Solid chart note and payer's rule will help you win payment What should you do when a payer sends you an E/M rejection with a procedure or service claim? Actually, coding experts recommend you do all four. Here's why: 1. Verify Encounter Meets Modifier -25 Criteria You should first check that your chart note supports billing the E/M with modifier -25 (Significant, separately identifiable evaluation and management service by the same physician on the same day of the procedure or other service). "Every procedure has a small E/M built into it," says Kay Faught, coding consultant for CPT Coding and Clinic Management in Jacksonville, Ore. So you must show that you performed a significant, separate service from the procedure or other service. 2. Read the Payer's Rules Some insurers will not pay for an E/M service in addition to certain procedures or other E/M codes, regardless of your documentation. And if your contract specifies these restrictions, you shouldn't waste time appealing the decision. 3. Involve Others in Across-the-Board Rejections But how do you know when a payer's denials have gone from contract-approved denials to inappropriate activity? "If an insurer never pays a modifier -25 service, you should find out why," Faught says. Insurers should recognize that a physician may sometimes have to provide a separate service. 4. Appeal With Regulation, Documentation When you appeal a modifier -25 decision, remind the insurer of two facts:
Should you:
a. look at your documentation?
b. check the insurer's policy?
c. contact the payer's medical director?
d. appeal citing HIPAA and CPT rules?
Example: You give a patient a shot in the arm, such as 95115 (Professional services for allergen immunotherapy not including provision of allergenic extracts; single injection). "The procedure has a little bit of evaluation in it," Faught says. To also code an E/M, for instance 99212-99215 (Office or other outpatient visit for the evaluation and management of an established patient ...), you must document a history, evaluation and medical decision-making apart from that included in the injection.
Tip: If your chart note's E/M documentation can stand on its own, fight for modifier -25 pay, if no carrier policies disallow the particular code combination, such as a same diagnosis E/M with allergen immunotherapy. You don't have to write the notes on a separate sheet, but visually separating the services or service and procedure will help show you whether the E/M "meets the test of water," says Victoria S. Jackson, CEO of Southern Orange County Pediatric Association with 11 pediatric offices in California.
Example: If you're coding an office visit in addition to a preventive medicine service (99381-99397), enter each service in a different box or template. To code the modifier -25 service, the office visit must contain a history, evaluation and treatment, Jackson says. "If no treatment exists, such as with a rash, you can't code the separate E/M."
Better method: Know your payers' rules. If your contract includes rules that require you to report services differently from CPT guidelines, you must follow them. But make sure to address these variations when your contract comes up for renewal.
Payer bundles "vary across the country," Faught says. Midwest insurers don't impose too many modifier -25 restrictions, she says.
Other insurance companies may require additional criteria. For instance, Louisiana Medicaid will not pay for an E/M service with a procedure, unless the codes contain different diagnoses, says Brian A. Audler, CPC, president of CodingandEducation.com in New Orleans. All other insurers in his region pay.

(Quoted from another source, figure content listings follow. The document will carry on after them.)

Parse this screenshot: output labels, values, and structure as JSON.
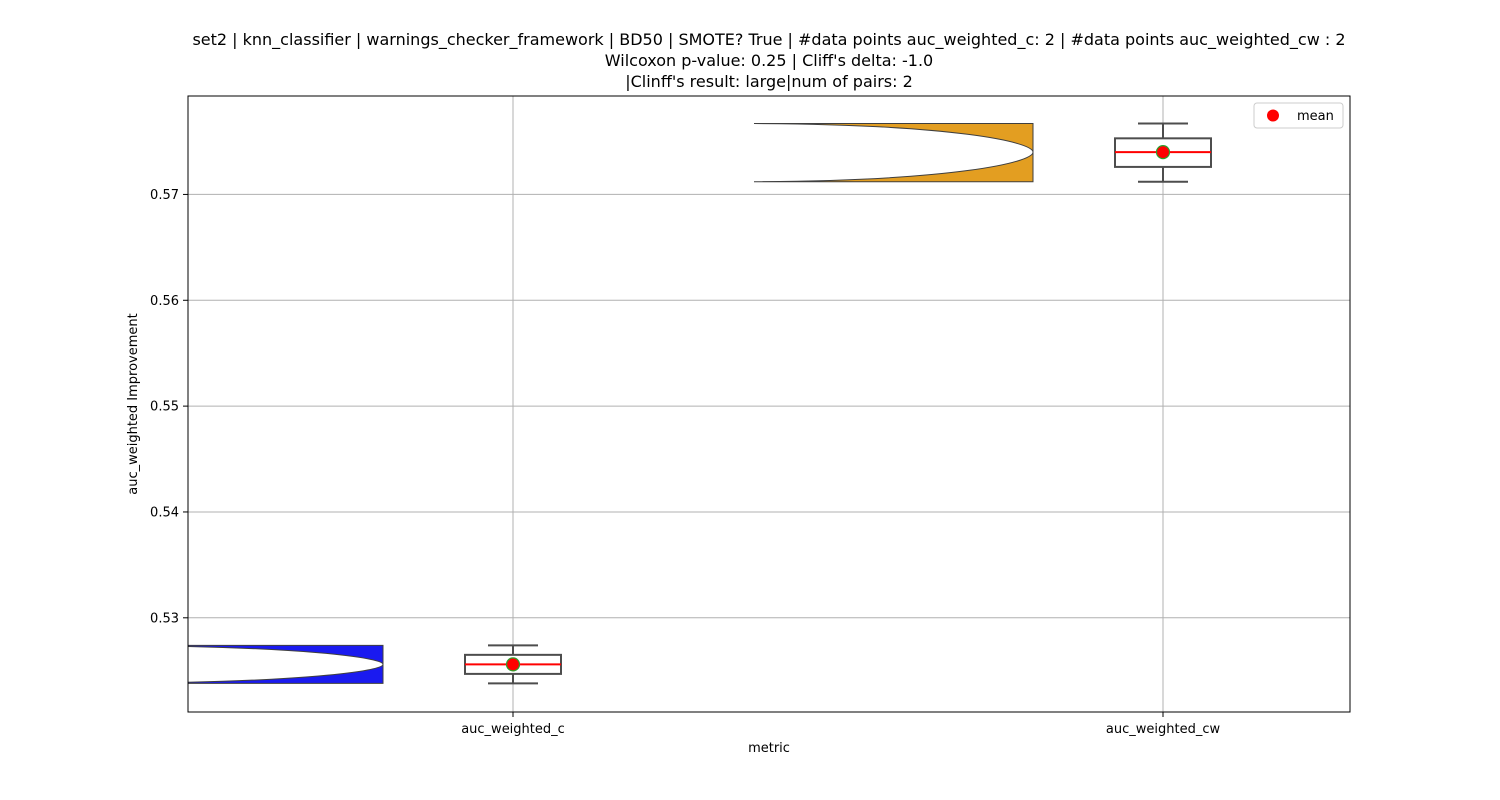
{
  "figure": {
    "title_lines": [
      "set2 | knn_classifier | warnings_checker_framework | BD50 | SMOTE? True | #data points auc_weighted_c: 2 | #data points auc_weighted_cw : 2",
      "Wilcoxon p-value: 0.25 | Cliff's delta: -1.0",
      "|Clinff's result: large|num of pairs: 2"
    ]
  },
  "chart_data": {
    "type": "violin+box",
    "xlabel": "metric",
    "ylabel": "auc_weighted Improvement",
    "categories": [
      "auc_weighted_c",
      "auc_weighted_cw"
    ],
    "ylim": [
      0.5211,
      0.5793
    ],
    "yticks": [
      0.53,
      0.54,
      0.55,
      0.56,
      0.57
    ],
    "ytick_labels": [
      "0.53",
      "0.54",
      "0.55",
      "0.56",
      "0.57"
    ],
    "grid": true,
    "legend": {
      "position": "top-right",
      "entries": [
        {
          "label": "mean",
          "color": "#ff0000",
          "marker": "circle"
        }
      ]
    },
    "groups": [
      {
        "category": "auc_weighted_c",
        "violin_color": "#1a1af0",
        "min": 0.5238,
        "q1": 0.5247,
        "median": 0.5256,
        "mean": 0.5256,
        "q3": 0.5265,
        "max": 0.5274
      },
      {
        "category": "auc_weighted_cw",
        "violin_color": "#e39e21",
        "min": 0.5712,
        "q1": 0.5726,
        "median": 0.574,
        "mean": 0.574,
        "q3": 0.5753,
        "max": 0.5767
      }
    ],
    "colors": {
      "median_line": "#ff0000",
      "mean_marker": "#ff0000",
      "mean_edge": "#2ca02c",
      "box_edge": "#4d4d4d",
      "grid": "#b0b0b0"
    }
  }
}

Thomas Riney with Pediatric Associates in Gulf View, Fla., however, reports problems with numerous insurers, including "Tricare, Medicaid and most others."
If a payer consistently rejects modifier -25 claims, raise the ante. "Talk to the medical director," and involve your local medical board, Faught says.
Other sources: Inform your state pediatric-council chapter of the problem - not all states have these. You can also get support from the American Academy of Pediatrics Division of Health Care Finance and Practice at "AAP Coding Hotline" at www.aap.org.
1. HIPAA requires that government and third-party payers use ICD-9 and CPT as the official code set. Because CPT clearly defines the appropriate use of modifier -25, the insurer must accept the modifier.
2. You have submitted the claim based on documentation that supports using modifier -25. Include a copy of CPT's "Appendix A - Modifiers" description of modifier -25 along with a standard form letter.